A time-dependent Poisson-Gamma model for recruitment forecasting in multicenter studies
Armando Turchetta, Nicolas Savy, David A. Stephens, Erica E.M. Moodie,, Marina B. Klein

TL;DR
This paper introduces a flexible Bayesian model for recruitment forecasting in multicenter studies, allowing enrollment rates to vary over time using B-splines, improving upon the traditional constant-rate Poisson-Gamma model.
Contribution
It extends the Poisson-Gamma recruitment model by incorporating time-varying rates with B-splines, enhancing modeling flexibility for real-world recruitment patterns.
Findings
Effective in simulation studies across diverse recruitment behaviors
Successfully applied to the Canadian Co-infection Cohort data
Outperforms traditional constant-rate models in dynamic scenarios
Abstract
Forecasting recruitments is a key component of the monitoring phase of multicenter studies.

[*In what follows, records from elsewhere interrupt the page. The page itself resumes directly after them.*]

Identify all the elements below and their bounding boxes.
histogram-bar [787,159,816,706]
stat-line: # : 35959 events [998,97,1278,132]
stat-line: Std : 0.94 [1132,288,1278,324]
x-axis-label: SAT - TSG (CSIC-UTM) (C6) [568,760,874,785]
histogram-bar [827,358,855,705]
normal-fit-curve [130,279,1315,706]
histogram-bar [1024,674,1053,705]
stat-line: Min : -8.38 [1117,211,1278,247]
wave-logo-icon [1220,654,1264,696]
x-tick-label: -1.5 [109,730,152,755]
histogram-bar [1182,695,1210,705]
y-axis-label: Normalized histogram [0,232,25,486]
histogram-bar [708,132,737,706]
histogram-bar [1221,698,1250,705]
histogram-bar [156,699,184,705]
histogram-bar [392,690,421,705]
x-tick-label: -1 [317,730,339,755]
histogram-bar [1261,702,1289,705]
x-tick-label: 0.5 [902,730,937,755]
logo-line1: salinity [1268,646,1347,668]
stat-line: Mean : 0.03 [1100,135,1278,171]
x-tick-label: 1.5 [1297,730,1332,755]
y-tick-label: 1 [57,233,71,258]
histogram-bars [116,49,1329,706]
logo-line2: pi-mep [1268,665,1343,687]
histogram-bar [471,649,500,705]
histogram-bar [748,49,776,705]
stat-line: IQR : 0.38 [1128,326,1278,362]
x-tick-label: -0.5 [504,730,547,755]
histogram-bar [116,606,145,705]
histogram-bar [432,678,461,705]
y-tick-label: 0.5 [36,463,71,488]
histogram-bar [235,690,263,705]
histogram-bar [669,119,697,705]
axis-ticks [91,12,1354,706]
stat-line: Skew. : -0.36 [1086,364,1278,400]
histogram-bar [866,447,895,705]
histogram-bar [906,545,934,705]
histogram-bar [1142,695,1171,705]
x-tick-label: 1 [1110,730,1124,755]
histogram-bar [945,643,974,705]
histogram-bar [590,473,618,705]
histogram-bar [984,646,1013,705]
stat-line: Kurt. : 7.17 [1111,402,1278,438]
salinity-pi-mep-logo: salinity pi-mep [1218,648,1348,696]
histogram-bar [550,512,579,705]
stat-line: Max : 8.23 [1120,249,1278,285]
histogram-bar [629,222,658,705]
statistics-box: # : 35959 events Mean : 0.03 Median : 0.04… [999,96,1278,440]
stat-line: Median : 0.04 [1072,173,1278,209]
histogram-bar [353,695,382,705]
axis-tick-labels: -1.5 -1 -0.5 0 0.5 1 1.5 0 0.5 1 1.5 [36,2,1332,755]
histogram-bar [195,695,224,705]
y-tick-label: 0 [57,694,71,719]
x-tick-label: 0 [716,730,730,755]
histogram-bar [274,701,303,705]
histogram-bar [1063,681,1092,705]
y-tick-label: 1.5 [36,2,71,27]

One of the most popular techniques in this field is the Poisson-Gamma recruitment model, a Bayesian technique built on a doubly stochastic Poisson process. This approach is based on the modeling of enrollments as a Poisson process where the recruitment rates are assumed to be constant over time and to follow a common Gamma prior distribution. However, the constant-rate assumption is a restrictive limitation that is rarely appropriate for applications in real studies. In this paper, we illustrate a flexible generalization of this methodology which allows the enrollment rates to vary over time by modeling them through B-splines. We show the suitability of this approach for a wide range of recruitment behaviors in a simulation study and by estimating the recruitment progression of the Canadian…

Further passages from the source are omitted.